Complex Fractions with variable in denominator

2 / 5 / x + 4

Having trouble solving this problem and have no clue where to start. I'm trying to eliminate any fractions in the denominator.

Couln't figure out how to format this right so I just have it typed out. It's 2 divided by 5 over x + 4
February 15th 2011, 02:51 PM
e^(i*pi)

Use \dfrac for a fraction: $\dfrac{2}{5x+4}$

However, I see no imaginary part and hence no complex number here. That form is the simplest it's going to get since you can't eliminate x from the denominator.

What are you hoping to achieve?

EDIT:

Assuming you mean $\dfrac{2}{\left(\frac{5}{x+4}\right)}$ then recall that dividing by a fraction is the same as flipping and multiplying it. Thus $\dfrac{2}{\left(\frac{5}{x+4}\right)} = 2 \times \dfrac{x+4}{5}$ which has no x in the denominator.
February 15th 2011, 02:51 PM
topsquark

Quote:

Originally Posted by street1030

$2 / \fraction{5}{x + 4}$

Having trouble solving this problem and have no clue where to start. I'm trying to eliminate any fractions in the denominator.

$\displaystyle \frac{2}{ \frac{5}{x + 4}}$ Is this it?

Like any other complex fraction you need to clear the fraction out of the denominator by multiplying the top and bottom of the fraction by the factor that clears the denominator.

$\displaystyle = \left ( \frac{2}{ \frac{5}{x + 4}} \right ) \cdot \frac{x + 4}{x + 4}$

$\displaystyle = \frac{2(x + 4)}{ \frac{5}{x + 4} \cdot (x + 4)}$

You finish up from here.

-Dan
February 15th 2011, 02:53 PM
Plato

Quote:

Originally Posted by street1030

2 / 5 / x + 4
Couln't figure out how to format this right so I just have it typed out. It's 2 divided by 5 over x + 4

$\dfrac{\frac{2}{5}}{x+4}=\dfrac{2}{5x+20}$
February 15th 2011, 02:58 PM
street1030

Sorry for the confusion guys. Forgot to preview post before posting. It's supposed to be $\dfrac{2}{5}$ all over $x + 4$
February 15th 2011, 03:07 PM
e^(i*pi)

That would be Plato's answer then and if you're wondering he/she has "dropped" the 5 into the denominator and then distributed it
February 15th 2011, 03:11 PM
street1030

Having trouble understanding how we went from $\displaystyle = \frac{2(x + 4)}{ \frac{5}{x + 4} \cdot (x + 4)}$

to Platos

$\dfrac{2}{5x+20}$

Did you cross multiply to cancel out the x + 4 in the denominator and the numerator.

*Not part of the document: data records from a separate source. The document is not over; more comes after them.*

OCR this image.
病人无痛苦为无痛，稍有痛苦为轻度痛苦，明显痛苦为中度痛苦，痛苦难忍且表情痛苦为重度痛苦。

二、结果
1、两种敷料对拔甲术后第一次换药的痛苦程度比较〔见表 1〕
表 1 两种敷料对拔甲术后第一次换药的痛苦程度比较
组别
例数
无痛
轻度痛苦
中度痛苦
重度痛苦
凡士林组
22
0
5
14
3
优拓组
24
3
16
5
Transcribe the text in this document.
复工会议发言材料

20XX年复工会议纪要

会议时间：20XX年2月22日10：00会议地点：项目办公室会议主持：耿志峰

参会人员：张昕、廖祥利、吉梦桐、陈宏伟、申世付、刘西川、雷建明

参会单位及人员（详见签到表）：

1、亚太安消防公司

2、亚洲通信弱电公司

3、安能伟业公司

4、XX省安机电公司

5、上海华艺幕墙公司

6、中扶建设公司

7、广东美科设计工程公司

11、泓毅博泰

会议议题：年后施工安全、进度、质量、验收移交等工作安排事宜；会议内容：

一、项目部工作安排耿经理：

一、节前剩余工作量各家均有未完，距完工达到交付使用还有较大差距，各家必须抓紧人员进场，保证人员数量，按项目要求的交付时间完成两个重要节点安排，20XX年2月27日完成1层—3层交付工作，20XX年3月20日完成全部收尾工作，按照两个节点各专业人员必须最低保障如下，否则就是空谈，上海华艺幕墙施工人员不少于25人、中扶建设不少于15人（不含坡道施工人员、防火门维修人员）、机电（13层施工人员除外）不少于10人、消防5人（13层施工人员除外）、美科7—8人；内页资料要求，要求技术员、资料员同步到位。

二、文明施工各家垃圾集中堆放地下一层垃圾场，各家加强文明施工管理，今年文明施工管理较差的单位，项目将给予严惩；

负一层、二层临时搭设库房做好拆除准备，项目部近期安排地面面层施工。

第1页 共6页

Then just distribute the 5 to the remaining x + 4?
February 15th 2011, 03:20 PM
Plato

Quote:

Originally Posted by street1030

Did you cross multiply to cancel out the x + 4 in the denominator and the numerator. Then just distribute the 5 to the remaining x + 4?

$\dfrac{\frac{2}{5}}{x+4}=\dfrac{5\left(\frac{2}{5} \right)}{5(x+4)}=\dfrac{2}{5x+20}$
February 15th 2011, 03:24 PM
street1030

Alright thanks guys! Going to go test this out on some more problems.
February 15th 2011, 03:32 PM
topsquark

Quote:

Originally Posted by street1030

Having trouble understanding how we went from $\displaystyle = \frac{2(x + 4)}{ \frac{5}{x + 4} \cdot (x + 4)}$

to Platos

$\dfrac{2}{5x+20}$

Did you cross multiply to cancel out the x + 4 in the denominator and the numerator. Then just distribute the 5 to the remaining x + 4?

They are not the same. I was using a different fraction than the one that Plato simplified for you.

-Dan
February 15th 2011, 03:40 PM
street1030

O yeah. I need to do the one you're doing topsquark. So the way you did it. you get? 2x + 8 / 5?
February 15th 2011, 04:03 PM
topsquark

Quote:

Originally Posted by street1030

O yeah. I need to do the one you're doing topsquark. So the way you did it. you get? 2x + 8 / 5?

(2x + 8)/5. Yes. Please note my use of the parenthesis. What you wrote is 2x + (8/5).

-Dan
February 15th 2011, 04:12 PM
street1030

Thanks a bunch :D